In response to LIPUS stimulation, there was an upregulation in the expression of osteogenic and odontogenic genes, although not to the same extent as observed with PBM. LIPUS was found to promote calcium deposition and enhance the production of osteogenic markers, including ALP, BMP2, OCN, OPG, and OPN [60, 65]. Hu et al. [61] conducted experiments with PDLSCs isolated from adult premolars exposed to varying levels of LIPUS. Their findings indicated that LIPUS significantly increased ALP activity, OCN expression, and the formation of calcified nodules. Moreover, it markedly elevated the expression levels of RUNX2 and integrin 1. Additionally, the RT-PCR results of this study demonstrated that DPSCs, PDLSCs, and GMSCs exhibited distinct expression profiles for pluripotent and differentiation markers, suggesting that MSCs derived from different tissues may possess tissue-specific biological properties. This could account for the varying responses of MSCs to different intensities of LIPUS [66].

Remarkably, when exposed to combined stimulation, DPSCs, PDLSCs, and GMSCs exhibited the highest expression levels of osteogenic and odontogenic markers. These gene expression outcomes underscored the synergistic effect of PBM and LIPUS in enhancing the osteogenic and odontogenic differentiation of dental MSCs. The results emphasize the uniqueness of gene expression in different cell types. Varying cell types have distinct responses to treatments, potentially influencing tissue engineering and regenerative medicine approaches that target specific cell populations. Furthermore, notable disparities in gene expression between the treatment and control groups emphasize the influence of treatments on regulating these genes.

In summary, the study indicates that the simultaneous use of PBM and LIPUS can enhance the results of different dental procedures requiring tissue regeneration and healing. Moreover, the uniform response of all three types of stem cells to the combined therapy underscores the adaptability of this method. Such versatility can streamline treatment methods and decrease the requirement for individualized stem cell selection, enhancing the accessibility and efficiency of cell-based regenerative dentistry. Furthermore, our study emphasizes the importance of carefully choosing the cell source in the field of regenerative dentistry. It is vital to note that selecting the appropriate cell source is crucial in tissue engineering procedures aimed at targeting tissue specificity.
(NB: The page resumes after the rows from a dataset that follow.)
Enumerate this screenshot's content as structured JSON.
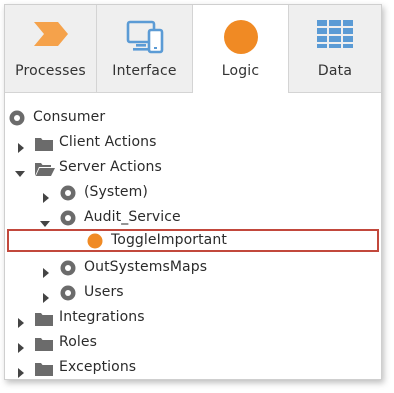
{
  "tabs": [
    {
      "label": "Processes",
      "icon": "processes-chevron-icon"
    },
    {
      "label": "Interface",
      "icon": "devices-icon"
    },
    {
      "label": "Logic",
      "icon": "logic-circle-icon"
    },
    {
      "label": "Data",
      "icon": "table-grid-icon"
    }
  ],
  "tree": {
    "root": "Consumer",
    "client_actions": "Client Actions",
    "server_actions": "Server Actions",
    "system": "(System)",
    "audit_service": "Audit_Service",
    "toggle_important": "ToggleImportant",
    "outsystems_maps": "OutSystemsMaps",
    "users": "Users",
    "integrations": "Integrations",
    "roles": "Roles",
    "exceptions": "Exceptions"
  },
  "colors": {
    "accent_orange": "#f08a24",
    "icon_blue": "#5b9bd5",
    "highlight_border": "#c2483c",
    "folder_gray": "#6b6b6b"
  }
}
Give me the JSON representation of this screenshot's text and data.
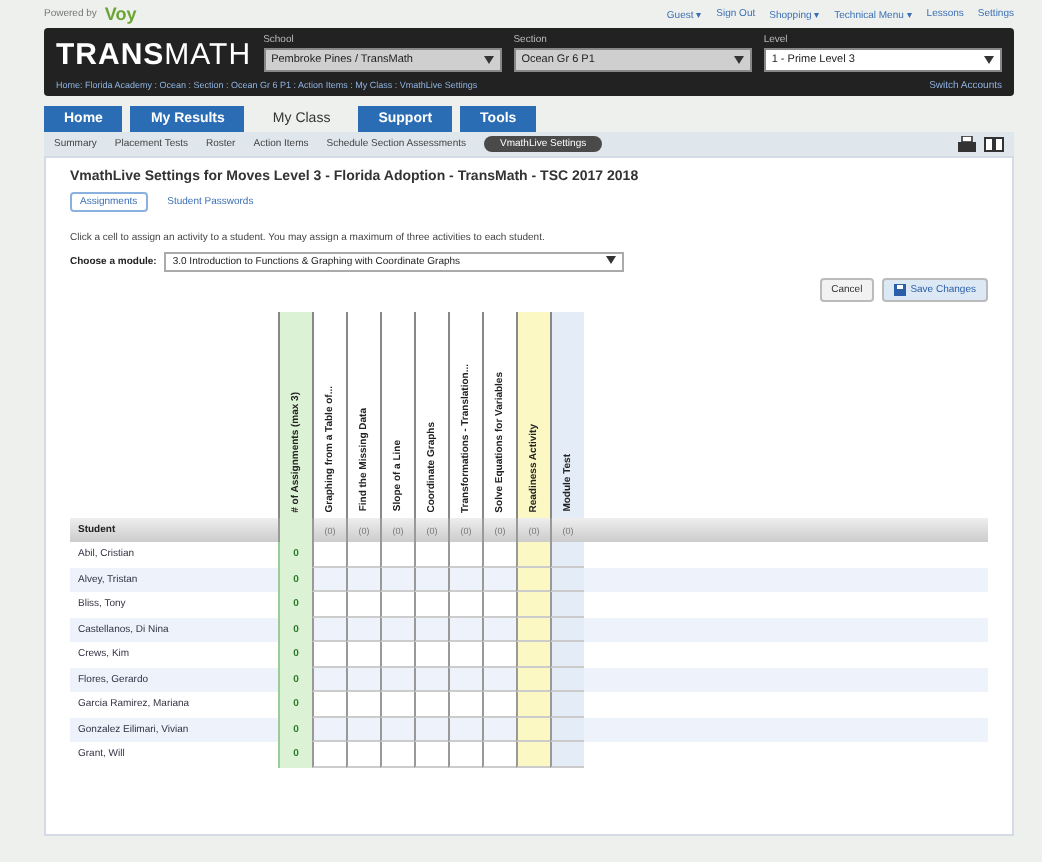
{
  "top_bar": {
    "brand": "Powered by",
    "brand_mark": "Voy",
    "links": [
      "Guest ▾",
      "Sign Out",
      "Shopping ▾",
      "Technical Menu ▾",
      "Lessons",
      "Settings"
    ]
  },
  "header": {
    "logo_bold": "TRANS",
    "logo_light": "MATH",
    "selectors": [
      {
        "label": "School",
        "value": "Pembroke Pines / TransMath",
        "light": false
      },
      {
        "label": "Section",
        "value": "Ocean Gr 6 P1",
        "light": false
      },
      {
        "label": "Level",
        "value": "1 - Prime Level 3",
        "light": true
      }
    ],
    "breadcrumb": "Home: Florida Academy : Ocean : Section : Ocean Gr 6 P1 : Action Items : My Class : VmathLive Settings",
    "account_link": "Switch Accounts"
  },
  "main_tabs": [
    {
      "label": "Home",
      "selected": false
    },
    {
      "label": "My Results",
      "selected": false
    },
    {
      "label": "My Class",
      "selected": true
    },
    {
      "label": "Support",
      "selected": false
    },
    {
      "label": "Tools",
      "selected": false
    }
  ],
  "sub_tabs": [
    {
      "label": "Summary",
      "selected": false
    },
    {
      "label": "Placement Tests",
      "selected": false
    },
    {
      "label": "Roster",
      "selected": false
    },
    {
      "label": "Action Items",
      "selected": false
    },
    {
      "label": "Schedule Section Assessments",
      "selected": false
    },
    {
      "label": "VmathLive Settings",
      "selected": true
    }
  ],
  "page_title": "VmathLive Settings for Moves Level 3 - Florida Adoption - TransMath - TSC 2017 2018",
  "view_tabs": [
    {
      "label": "Assignments",
      "selected": true
    },
    {
      "label": "Student Passwords",
      "selected": false
    }
  ],
  "instructions": "Click a cell to assign an activity to a student. You may assign a maximum of three activities to each student.",
  "module": {
    "label": "Choose a module:",
    "value": "3.0 Introduction to Functions & Graphing with Coordinate Graphs"
  },
  "buttons": [
    {
      "label": "Cancel",
      "kind": "plain"
    },
    {
      "label": "Save Changes",
      "kind": "save"
    }
  ],
  "table": {
    "student_header": "Student",
    "count_column": "# of Assignments (max 3)",
    "columns": [
      {
        "label": "Graphing from a Table of...",
        "count": "(0)",
        "color": "#ffffff"
      },
      {
        "label": "Find the Missing Data",
        "count": "(0)",
        "color": "#ffffff"
      },
      {
        "label": "Slope of a Line",
        "count": "(0)",
        "color": "#ffffff"
      },
      {
        "label": "Coordinate Graphs",
        "count": "(0)",
        "color": "#ffffff"
      },
      {
        "label": "Transformations - Translation...",
        "count": "(0)",
        "color": "#ffffff"
      },
      {
        "label": "Solve Equations for Variables",
        "count": "(0)",
        "color": "#ffffff"
      },
      {
        "label": "Readiness Activity",
        "count": "(0)",
        "color": "#fbf8c4"
      },
      {
        "label": "Module Test",
        "count": "(0)",
        "color": "#e4ecf8"
      }
    ],
    "rows": [
      {
        "student": "Abil, Cristian",
        "count": "0"
      },
      {
        "student": "Alvey, Tristan",
        "count": "0"
      },
      {
        "student": "Bliss, Tony",
        "count": "0"
      },
      {
        "student": "Castellanos, Di Nina",
        "count": "0"
      },
      {
        "student": "Crews, Kim",
        "count": "0"
      },
      {
        "student": "Flores, Gerardo",
        "count": "0"
      },
      {
        "student": "Garcia Ramirez, Mariana",
        "count": "0"
      },
      {
        "student": "Gonzalez Eilimari, Vivian",
        "count": "0"
      },
      {
        "student": "Grant, Will",
        "count": "0"
      }
    ]
  }
}
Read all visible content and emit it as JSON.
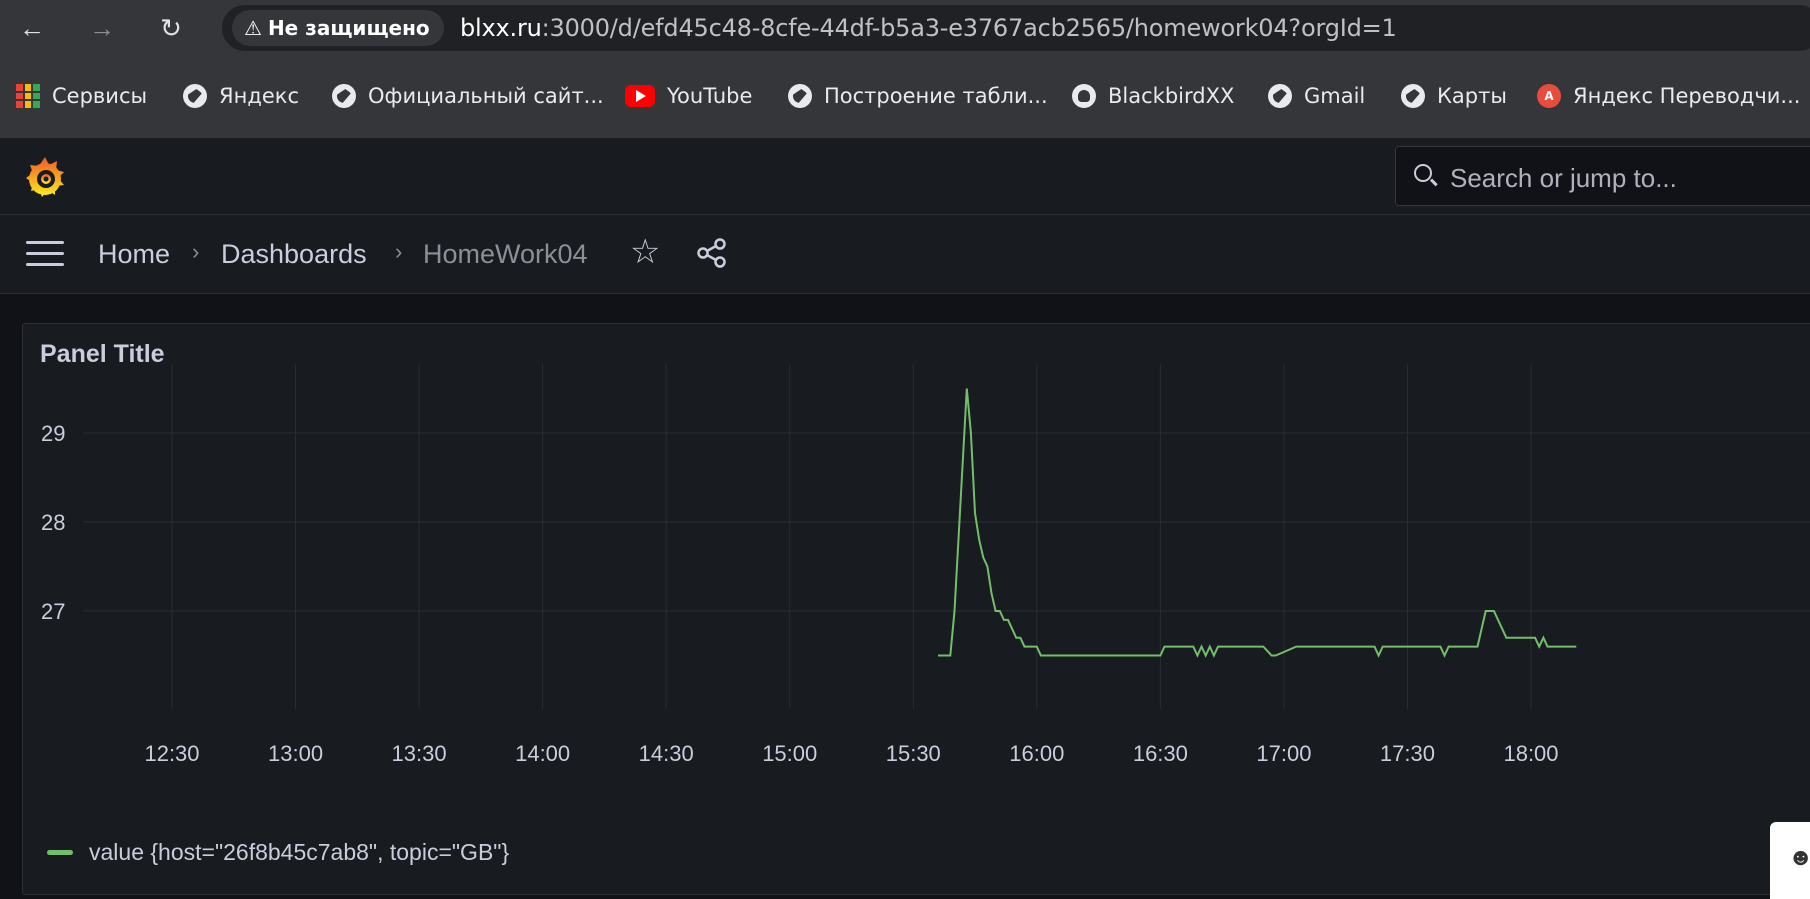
{
  "browser": {
    "security_label": "Не защищено",
    "url_host": "blxx.ru",
    "url_path": ":3000/d/efd45c48-8cfe-44df-b5a3-e3767acb2565/homework04?orgId=1",
    "bookmarks": [
      {
        "label": "Сервисы",
        "icon": "apps-grid-icon"
      },
      {
        "label": "Яндекс",
        "icon": "globe-icon"
      },
      {
        "label": "Официальный сайт...",
        "icon": "globe-icon"
      },
      {
        "label": "YouTube",
        "icon": "youtube-icon"
      },
      {
        "label": "Построение табли...",
        "icon": "globe-icon"
      },
      {
        "label": "BlackbirdXX",
        "icon": "github-icon"
      },
      {
        "label": "Gmail",
        "icon": "globe-icon"
      },
      {
        "label": "Карты",
        "icon": "globe-icon"
      },
      {
        "label": "Яндекс Переводчи...",
        "icon": "translate-icon"
      }
    ]
  },
  "grafana": {
    "search_placeholder": "Search or jump to...",
    "breadcrumb": [
      "Home",
      "Dashboards",
      "HomeWork04"
    ],
    "panel_title": "Panel Title",
    "legend_label": "value {host=\"26f8b45c7ab8\", topic=\"GB\"}"
  },
  "colors": {
    "series": "#73bf69",
    "background": "#111217",
    "panel": "#181b1f"
  },
  "chart_data": {
    "type": "line",
    "title": "Panel Title",
    "x_ticks": [
      "12:30",
      "13:00",
      "13:30",
      "14:00",
      "14:30",
      "15:00",
      "15:30",
      "16:00",
      "16:30",
      "17:00",
      "17:30",
      "18:00"
    ],
    "y_ticks": [
      27,
      28,
      29
    ],
    "ylim": [
      26.2,
      29.8
    ],
    "grid": true,
    "legend_position": "bottom-left",
    "series": [
      {
        "name": "value {host=\"26f8b45c7ab8\", topic=\"GB\"}",
        "points": [
          [
            "15:36",
            26.5
          ],
          [
            "15:39",
            26.5
          ],
          [
            "15:40",
            27.0
          ],
          [
            "15:43",
            29.5
          ],
          [
            "15:44",
            29.0
          ],
          [
            "15:45",
            28.1
          ],
          [
            "15:46",
            27.8
          ],
          [
            "15:47",
            27.6
          ],
          [
            "15:48",
            27.5
          ],
          [
            "15:49",
            27.2
          ],
          [
            "15:50",
            27.0
          ],
          [
            "15:51",
            27.0
          ],
          [
            "15:52",
            26.9
          ],
          [
            "15:53",
            26.9
          ],
          [
            "15:54",
            26.8
          ],
          [
            "15:55",
            26.7
          ],
          [
            "15:56",
            26.7
          ],
          [
            "15:57",
            26.6
          ],
          [
            "16:00",
            26.6
          ],
          [
            "16:01",
            26.5
          ],
          [
            "16:30",
            26.5
          ],
          [
            "16:31",
            26.6
          ],
          [
            "16:38",
            26.6
          ],
          [
            "16:39",
            26.5
          ],
          [
            "16:40",
            26.6
          ],
          [
            "16:41",
            26.5
          ],
          [
            "16:42",
            26.6
          ],
          [
            "16:43",
            26.5
          ],
          [
            "16:44",
            26.6
          ],
          [
            "16:55",
            26.6
          ],
          [
            "16:57",
            26.5
          ],
          [
            "16:58",
            26.5
          ],
          [
            "17:03",
            26.6
          ],
          [
            "17:22",
            26.6
          ],
          [
            "17:23",
            26.5
          ],
          [
            "17:24",
            26.6
          ],
          [
            "17:38",
            26.6
          ],
          [
            "17:39",
            26.5
          ],
          [
            "17:40",
            26.6
          ],
          [
            "17:41",
            26.6
          ],
          [
            "17:42",
            26.6
          ],
          [
            "17:43",
            26.6
          ],
          [
            "17:47",
            26.6
          ],
          [
            "17:49",
            27.0
          ],
          [
            "17:51",
            27.0
          ],
          [
            "17:53",
            26.8
          ],
          [
            "17:54",
            26.7
          ],
          [
            "18:01",
            26.7
          ],
          [
            "18:02",
            26.6
          ],
          [
            "18:03",
            26.7
          ],
          [
            "18:04",
            26.6
          ],
          [
            "18:11",
            26.6
          ]
        ]
      }
    ]
  }
}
Limitations of this study include the lack of a more extensive gene expression analysis to provide a deeper understanding of the molecular mechanisms underlying the observed benefit of combined PBM and LIPUS stimulation. Moreover, in vivo experiments are necessary to validate the findings of this study.

Conclusions

The study demonstrates that the synergistic use of PBM and LIPUS significantly enhances the proliferation and differentiation properties of dental MSCs. These findings support their dual use in regenerative dentistry, particularly for dental and craniofacial tissue engineering. Moreover, the differential responses of DPSCs, PDLSCs, and GMSCs to PBM and LIPUS stimulation underscore the importance of cell source selection in cell-based tissue engineering strategies to target tissue specificity.